Behind these discoveries, a deeper insight becomes visible. To comprehend it, we first have to realize that independent from each other, both birds and mammals spread throughout the globe by conquering nearly every ecological niche that can sustain a vertebrate. Both branches of the animal kingdom also became “generalist species” that are not bound to a narrow ecosystem but survive nearly everywhere. High cognitive capacities were needed to quickly find solutions to novel problems and to outsmart competitors. Thus, the strong selection pressure in both vertebrate classes produced very sophisticated cognitive abilities.
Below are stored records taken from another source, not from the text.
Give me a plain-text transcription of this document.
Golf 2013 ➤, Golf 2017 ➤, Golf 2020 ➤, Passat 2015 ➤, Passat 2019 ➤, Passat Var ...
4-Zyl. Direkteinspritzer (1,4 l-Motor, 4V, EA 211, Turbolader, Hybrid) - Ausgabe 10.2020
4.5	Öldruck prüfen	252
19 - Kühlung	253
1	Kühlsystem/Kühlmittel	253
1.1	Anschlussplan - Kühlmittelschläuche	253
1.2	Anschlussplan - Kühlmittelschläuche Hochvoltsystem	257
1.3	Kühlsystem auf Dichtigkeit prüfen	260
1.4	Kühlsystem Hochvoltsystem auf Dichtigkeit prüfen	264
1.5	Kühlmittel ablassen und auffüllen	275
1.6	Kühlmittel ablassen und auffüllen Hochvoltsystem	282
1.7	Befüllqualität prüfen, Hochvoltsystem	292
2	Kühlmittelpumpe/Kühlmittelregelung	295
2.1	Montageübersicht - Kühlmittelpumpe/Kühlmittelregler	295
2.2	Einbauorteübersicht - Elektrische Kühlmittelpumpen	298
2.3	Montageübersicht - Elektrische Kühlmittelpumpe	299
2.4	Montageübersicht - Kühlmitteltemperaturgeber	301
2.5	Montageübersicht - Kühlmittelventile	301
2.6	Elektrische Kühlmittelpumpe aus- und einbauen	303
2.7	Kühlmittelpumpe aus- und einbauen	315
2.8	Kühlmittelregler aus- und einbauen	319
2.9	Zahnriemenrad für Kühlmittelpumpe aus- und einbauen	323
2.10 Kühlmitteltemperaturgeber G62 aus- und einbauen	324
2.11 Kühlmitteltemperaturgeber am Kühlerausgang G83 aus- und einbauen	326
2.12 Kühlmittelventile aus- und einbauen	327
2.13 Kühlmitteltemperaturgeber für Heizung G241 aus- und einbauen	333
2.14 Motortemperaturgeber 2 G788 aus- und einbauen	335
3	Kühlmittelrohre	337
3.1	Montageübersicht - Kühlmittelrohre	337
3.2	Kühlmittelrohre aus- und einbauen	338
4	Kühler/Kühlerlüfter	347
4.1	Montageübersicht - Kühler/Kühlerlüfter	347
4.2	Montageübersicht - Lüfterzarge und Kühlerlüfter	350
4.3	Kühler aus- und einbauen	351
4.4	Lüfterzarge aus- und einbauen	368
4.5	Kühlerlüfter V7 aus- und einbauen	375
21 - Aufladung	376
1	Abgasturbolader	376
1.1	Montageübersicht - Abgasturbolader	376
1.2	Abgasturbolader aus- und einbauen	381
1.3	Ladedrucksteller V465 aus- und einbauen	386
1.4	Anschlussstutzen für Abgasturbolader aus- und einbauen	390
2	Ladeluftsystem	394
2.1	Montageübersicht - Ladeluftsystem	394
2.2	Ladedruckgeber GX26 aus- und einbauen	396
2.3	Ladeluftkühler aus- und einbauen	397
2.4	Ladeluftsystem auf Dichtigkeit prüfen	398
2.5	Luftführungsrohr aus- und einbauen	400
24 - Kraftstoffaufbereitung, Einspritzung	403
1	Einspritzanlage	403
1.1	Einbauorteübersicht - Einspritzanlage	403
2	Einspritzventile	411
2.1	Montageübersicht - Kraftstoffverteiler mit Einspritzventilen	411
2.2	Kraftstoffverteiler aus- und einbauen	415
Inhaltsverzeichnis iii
It is less of interest that both groups succeeded in growing smart. Rather this accomplishment came about through development of mostly identical neural mechanisms despite differently organized pallia. Birds and mammals cognitively thrived by increasing neuron numbers. Mammals did so by expanding brain size and birds by amplifying neuron density. They both developed substantially similar networks of pallial connections and evolved “prefrontal” areas with identical physiological, neurochemical and functional features. The same can be said for cognition itself. The way birds and mammals learn, remember, forget, err, generalize and make decisions follows identical principles. This astonishing degree of similarity is only possible when nature offers severely limited degrees of freedom in generating neural structures for complex cognition. Birds and mammals evolved similar neural mechanisms and ways of thinking—taking different paths that ended in the same place.